Neutralidad religiosa no es neutralización de la religión católica. Imponer una hegemonía ideológica constituye un peligro en el que se encuentran hoy muchos políticos de España, obstinados en ir por delante de la sociedad sin respetar sus tradiciones religiosas. No puede vivir un pueblo religiosamente en un ambiente que se quiere absolutamente secularizado desde las instituciones políticas. Amputar la propia identidad de un pueblo o de sus tradiciones religiosas, desasistirlo en un vacío social religioso, es una siembra hostil de confrontación que nada tiene que ver con la legítima separación entre Iglesia y Estado. Que el Estado sea aconfesional, que no se fundamente en la doctrina católica o en cualquier otra, no significa desplazar la religión de la mayoría del pueblo. Que no nos vincule la Verdad no significa atacarla desde una razón pública desvinculada de ella. La autonomía política no significa arrinconar la fe del pueblo, repudiarlo desde el rechazo manifiesto de los representantes políticos, dejar fuera del ámbito público la religión para llenar ese vacío religioso de ideología y dogmatismo: ¿o qué significa excluir de un programa de fiestas la misa sino manifestación de irreligiosidad o ateísmo institucional?
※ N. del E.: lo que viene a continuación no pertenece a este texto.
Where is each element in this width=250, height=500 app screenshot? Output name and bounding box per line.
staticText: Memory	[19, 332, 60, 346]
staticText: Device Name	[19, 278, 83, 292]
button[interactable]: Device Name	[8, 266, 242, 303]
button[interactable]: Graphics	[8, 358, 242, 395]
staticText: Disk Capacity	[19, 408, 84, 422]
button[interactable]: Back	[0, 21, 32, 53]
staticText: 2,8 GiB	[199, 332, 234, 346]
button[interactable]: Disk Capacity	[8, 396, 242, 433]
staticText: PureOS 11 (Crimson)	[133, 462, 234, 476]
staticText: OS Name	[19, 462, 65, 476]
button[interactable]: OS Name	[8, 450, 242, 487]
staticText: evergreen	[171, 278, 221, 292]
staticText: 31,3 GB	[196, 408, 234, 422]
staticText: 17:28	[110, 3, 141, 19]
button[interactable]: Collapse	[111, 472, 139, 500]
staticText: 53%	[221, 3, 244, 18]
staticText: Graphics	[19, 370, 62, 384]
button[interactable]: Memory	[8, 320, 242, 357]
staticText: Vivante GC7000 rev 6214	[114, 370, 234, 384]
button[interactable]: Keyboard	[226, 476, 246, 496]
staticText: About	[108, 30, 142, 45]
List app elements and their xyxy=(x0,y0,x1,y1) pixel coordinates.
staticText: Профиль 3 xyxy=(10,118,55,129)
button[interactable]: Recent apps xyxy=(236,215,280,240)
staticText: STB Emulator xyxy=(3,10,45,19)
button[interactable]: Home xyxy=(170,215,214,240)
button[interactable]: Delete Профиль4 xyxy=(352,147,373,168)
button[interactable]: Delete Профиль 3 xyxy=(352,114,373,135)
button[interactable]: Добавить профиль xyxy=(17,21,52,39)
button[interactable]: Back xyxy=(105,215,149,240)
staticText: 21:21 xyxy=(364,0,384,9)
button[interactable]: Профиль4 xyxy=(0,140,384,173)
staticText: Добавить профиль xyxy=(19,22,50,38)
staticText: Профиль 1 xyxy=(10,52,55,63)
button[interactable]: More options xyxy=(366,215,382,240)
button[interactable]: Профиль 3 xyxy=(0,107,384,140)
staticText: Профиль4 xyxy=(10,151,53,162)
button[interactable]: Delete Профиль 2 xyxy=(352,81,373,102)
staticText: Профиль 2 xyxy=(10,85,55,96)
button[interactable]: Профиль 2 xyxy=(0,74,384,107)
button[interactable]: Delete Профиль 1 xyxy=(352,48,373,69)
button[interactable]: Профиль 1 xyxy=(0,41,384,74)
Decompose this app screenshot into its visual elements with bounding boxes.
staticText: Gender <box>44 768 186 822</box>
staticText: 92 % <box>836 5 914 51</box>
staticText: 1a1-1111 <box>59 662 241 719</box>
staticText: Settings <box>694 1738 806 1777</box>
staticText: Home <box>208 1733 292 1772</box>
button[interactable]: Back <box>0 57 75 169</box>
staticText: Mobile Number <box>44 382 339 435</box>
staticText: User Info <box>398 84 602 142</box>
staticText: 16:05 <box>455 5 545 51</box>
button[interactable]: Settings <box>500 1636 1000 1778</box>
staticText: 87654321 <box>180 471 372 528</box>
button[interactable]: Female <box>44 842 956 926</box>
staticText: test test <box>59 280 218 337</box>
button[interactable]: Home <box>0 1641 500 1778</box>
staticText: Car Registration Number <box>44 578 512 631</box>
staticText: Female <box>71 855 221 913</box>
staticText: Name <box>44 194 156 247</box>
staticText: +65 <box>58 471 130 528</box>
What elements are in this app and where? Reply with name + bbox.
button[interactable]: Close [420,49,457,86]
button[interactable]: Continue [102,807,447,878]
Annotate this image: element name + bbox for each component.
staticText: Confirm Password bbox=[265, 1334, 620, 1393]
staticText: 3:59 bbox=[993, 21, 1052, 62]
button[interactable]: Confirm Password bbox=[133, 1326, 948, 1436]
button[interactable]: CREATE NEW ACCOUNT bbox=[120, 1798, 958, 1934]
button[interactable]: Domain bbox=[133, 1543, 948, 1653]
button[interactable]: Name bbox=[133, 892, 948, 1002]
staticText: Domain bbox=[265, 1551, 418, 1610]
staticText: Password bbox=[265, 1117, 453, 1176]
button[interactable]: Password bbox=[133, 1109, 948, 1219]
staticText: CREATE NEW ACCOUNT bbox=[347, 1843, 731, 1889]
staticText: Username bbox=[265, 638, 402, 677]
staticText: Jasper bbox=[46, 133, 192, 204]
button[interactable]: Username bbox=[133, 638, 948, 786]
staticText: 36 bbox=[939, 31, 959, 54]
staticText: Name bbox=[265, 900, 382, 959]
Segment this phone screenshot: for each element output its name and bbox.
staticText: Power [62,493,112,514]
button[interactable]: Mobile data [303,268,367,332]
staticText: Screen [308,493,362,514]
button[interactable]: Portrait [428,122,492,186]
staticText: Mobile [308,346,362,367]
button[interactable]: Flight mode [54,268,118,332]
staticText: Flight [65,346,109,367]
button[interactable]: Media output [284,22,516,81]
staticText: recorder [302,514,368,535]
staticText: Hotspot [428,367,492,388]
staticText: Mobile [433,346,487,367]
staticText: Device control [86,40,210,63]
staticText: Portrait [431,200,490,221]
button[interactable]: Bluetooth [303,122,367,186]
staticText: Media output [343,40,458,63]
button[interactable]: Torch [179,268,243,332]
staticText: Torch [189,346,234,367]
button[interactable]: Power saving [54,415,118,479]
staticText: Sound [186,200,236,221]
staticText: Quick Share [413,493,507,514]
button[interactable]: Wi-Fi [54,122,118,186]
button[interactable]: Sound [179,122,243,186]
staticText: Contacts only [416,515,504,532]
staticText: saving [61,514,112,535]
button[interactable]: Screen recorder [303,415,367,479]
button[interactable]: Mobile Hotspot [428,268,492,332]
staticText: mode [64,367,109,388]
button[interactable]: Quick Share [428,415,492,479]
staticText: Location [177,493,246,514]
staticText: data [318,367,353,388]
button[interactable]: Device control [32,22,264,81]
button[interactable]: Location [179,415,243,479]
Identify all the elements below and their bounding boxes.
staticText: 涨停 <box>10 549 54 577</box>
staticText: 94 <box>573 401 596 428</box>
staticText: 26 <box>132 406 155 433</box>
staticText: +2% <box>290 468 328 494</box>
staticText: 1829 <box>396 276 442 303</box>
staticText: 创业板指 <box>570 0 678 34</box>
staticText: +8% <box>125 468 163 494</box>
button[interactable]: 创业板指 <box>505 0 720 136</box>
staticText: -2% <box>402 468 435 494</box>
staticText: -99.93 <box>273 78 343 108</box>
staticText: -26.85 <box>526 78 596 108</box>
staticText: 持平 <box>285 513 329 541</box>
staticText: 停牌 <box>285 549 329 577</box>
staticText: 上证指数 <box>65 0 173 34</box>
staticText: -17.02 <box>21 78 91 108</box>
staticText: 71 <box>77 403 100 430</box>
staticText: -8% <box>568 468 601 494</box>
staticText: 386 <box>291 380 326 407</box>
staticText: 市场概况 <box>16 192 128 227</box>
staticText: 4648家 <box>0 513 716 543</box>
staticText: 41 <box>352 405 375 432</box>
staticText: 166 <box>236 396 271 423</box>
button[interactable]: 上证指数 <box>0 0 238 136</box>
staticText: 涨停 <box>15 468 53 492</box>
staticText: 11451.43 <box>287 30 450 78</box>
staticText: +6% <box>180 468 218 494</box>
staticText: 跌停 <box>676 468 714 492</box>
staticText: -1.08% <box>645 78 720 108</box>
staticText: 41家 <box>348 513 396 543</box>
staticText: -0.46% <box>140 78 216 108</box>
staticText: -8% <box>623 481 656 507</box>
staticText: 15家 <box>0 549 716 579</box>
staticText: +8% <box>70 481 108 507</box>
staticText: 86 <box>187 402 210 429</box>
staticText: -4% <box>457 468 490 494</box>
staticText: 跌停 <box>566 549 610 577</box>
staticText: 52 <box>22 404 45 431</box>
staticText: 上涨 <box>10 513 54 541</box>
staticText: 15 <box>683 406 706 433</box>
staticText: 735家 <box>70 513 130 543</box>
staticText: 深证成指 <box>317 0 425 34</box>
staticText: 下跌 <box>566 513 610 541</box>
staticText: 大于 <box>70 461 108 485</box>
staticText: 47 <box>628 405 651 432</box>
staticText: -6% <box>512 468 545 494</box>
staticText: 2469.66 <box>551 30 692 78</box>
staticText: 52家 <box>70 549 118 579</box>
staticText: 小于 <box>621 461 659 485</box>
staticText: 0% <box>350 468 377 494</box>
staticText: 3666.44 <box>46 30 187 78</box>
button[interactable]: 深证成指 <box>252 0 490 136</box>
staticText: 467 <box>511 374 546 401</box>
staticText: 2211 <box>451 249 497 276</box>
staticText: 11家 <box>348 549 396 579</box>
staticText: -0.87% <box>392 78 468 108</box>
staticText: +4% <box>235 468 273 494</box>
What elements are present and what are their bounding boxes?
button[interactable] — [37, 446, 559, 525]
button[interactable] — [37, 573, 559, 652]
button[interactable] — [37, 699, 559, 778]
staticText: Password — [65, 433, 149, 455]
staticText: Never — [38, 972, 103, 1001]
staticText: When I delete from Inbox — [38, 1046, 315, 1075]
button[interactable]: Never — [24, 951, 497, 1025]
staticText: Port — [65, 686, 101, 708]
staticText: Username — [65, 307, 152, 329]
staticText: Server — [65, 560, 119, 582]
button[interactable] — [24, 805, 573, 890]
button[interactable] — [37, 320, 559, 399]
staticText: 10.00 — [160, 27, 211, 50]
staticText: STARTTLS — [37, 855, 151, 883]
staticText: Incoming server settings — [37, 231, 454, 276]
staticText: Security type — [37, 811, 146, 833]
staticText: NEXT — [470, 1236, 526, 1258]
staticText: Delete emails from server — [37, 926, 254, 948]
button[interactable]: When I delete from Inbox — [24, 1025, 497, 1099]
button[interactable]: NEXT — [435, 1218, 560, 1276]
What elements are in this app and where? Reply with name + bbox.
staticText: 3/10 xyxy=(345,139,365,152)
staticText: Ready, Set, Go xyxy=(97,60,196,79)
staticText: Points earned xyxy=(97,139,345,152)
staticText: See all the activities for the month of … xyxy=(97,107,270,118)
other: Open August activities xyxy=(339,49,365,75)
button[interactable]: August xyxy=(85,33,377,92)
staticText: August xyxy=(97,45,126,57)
La ideología sólo nos llevará a la confrontación cultural, a la irresponsabilidad histórica, al rechazo excluyente de las comunidades religiosas como culturas públicas, a la vuelta a la España a garrotazos donde “vuelve el español por donde solía” en su atávico cainismo. La España laica no se construye, como muchos pretenden desde la invasión deconstructora del poder político, contra la España católica.